The Yankees have reached the ALCS again — their twelfth ALCS appearance since 1996. It’s hard to imagine nowadays, but before the mid-90s, they were a subpar team for a long time. As a Yankee fan born in 1983, the 1996 team was the first in my lifetime to make an extended playoff run, ultimately winning the World Series. But the ALCS was especially memorable because of such an unlikely hero.

In Game One, the Orioles led 4-3 in the eighth inning. Up-and-coming shortstop Derek Jeter slapped a lazy fly ball to right field. It would have been an easy out in any other ballpark, but in Yankee Stadium it chased right fielder Tony Tarasco to the warning track. He camped underneath, but the ball never reached his glove. Jeffrey Maier, a 12-year-old Yankee fan, reached over the wall and scooped the ball into his lap. The umpires incorrectly ruled it a home run, and in the days before replay, the game was tied. The Yankees ultimately won on a Bernie Williams walk-off homer in the eleventh inning.

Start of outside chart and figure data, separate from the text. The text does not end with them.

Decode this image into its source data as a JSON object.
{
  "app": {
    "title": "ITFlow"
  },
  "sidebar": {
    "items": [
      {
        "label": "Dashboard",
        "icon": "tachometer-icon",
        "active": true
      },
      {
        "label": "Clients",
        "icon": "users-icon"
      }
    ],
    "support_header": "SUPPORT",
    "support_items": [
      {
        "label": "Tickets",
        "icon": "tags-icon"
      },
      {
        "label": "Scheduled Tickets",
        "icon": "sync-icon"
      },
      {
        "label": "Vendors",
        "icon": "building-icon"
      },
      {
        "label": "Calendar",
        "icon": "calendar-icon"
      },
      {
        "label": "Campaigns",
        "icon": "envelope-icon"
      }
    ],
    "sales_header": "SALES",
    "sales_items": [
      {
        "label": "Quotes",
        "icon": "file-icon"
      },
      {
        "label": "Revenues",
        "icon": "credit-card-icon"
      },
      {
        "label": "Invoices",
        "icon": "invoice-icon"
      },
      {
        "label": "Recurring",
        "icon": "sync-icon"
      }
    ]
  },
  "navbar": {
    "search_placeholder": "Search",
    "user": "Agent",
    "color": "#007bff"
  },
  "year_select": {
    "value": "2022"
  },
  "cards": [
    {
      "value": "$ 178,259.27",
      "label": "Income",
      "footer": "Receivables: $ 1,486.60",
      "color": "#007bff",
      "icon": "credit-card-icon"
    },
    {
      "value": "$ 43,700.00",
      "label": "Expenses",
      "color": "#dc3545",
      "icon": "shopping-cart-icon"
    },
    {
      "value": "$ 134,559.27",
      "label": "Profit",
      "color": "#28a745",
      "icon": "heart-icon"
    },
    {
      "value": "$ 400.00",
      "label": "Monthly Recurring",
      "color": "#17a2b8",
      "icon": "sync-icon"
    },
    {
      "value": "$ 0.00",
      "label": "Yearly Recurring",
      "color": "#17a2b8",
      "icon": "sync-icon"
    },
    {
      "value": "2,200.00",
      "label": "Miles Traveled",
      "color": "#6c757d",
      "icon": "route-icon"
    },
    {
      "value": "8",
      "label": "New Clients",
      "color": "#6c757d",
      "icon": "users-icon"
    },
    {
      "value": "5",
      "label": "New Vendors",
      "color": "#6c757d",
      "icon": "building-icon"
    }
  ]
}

Maier became a celebrity, and in a way he remains one. The video clip of his home run snag will remain rotating through Yankee highlights forever. He even has a Wikipedia page. He’ll always be the 12-year-old boy who saved the Yankees’ postseason…

Except he’s not 12 anymore. He and I were born in the same year. Just as I’ve grown up and lived my life, presumably so has he. I’m not going to Google him; he’s no longer a public figure and is entitled to privacy. He’s an accountant, or a teacher, or a pilates instructor. He’s married with three kids, or single, or “It’s complicated.” He lives in Queens, or Iowa, or Mongolia. He’s 35 — growing, changing, and learning — yet still forever 12 at the same time.

If you had to be stuck at a certain age, hardly anyone would pick 12. You’re no longer adorable or innocent, and you don’t get the benefit of the doubt. Hormones are firing for the first time, and you have no idea how to handle that. You’re not old enough to do much of anything independently. Right at the age when you start to care about physical appearance, you have to start changing into gym clothes for P.E. Also, you can’t master your locker combination.

I am 36, and I don’t know if my life has peaked yet. My best days might or might not be ahead of me, but at least I have that opportunity. When Maier stole that home run for Jeter, he robbed himself of possibility. No matter what path his life takes, he’ll be best remembered at 12. Can you look back at your 12-year-old self with fond recollection? Would you want to be judged, positively or negatively, for your preteen actions? Probably not, yet he must live that way for the rest of his life — growing older every day, and permanently 12.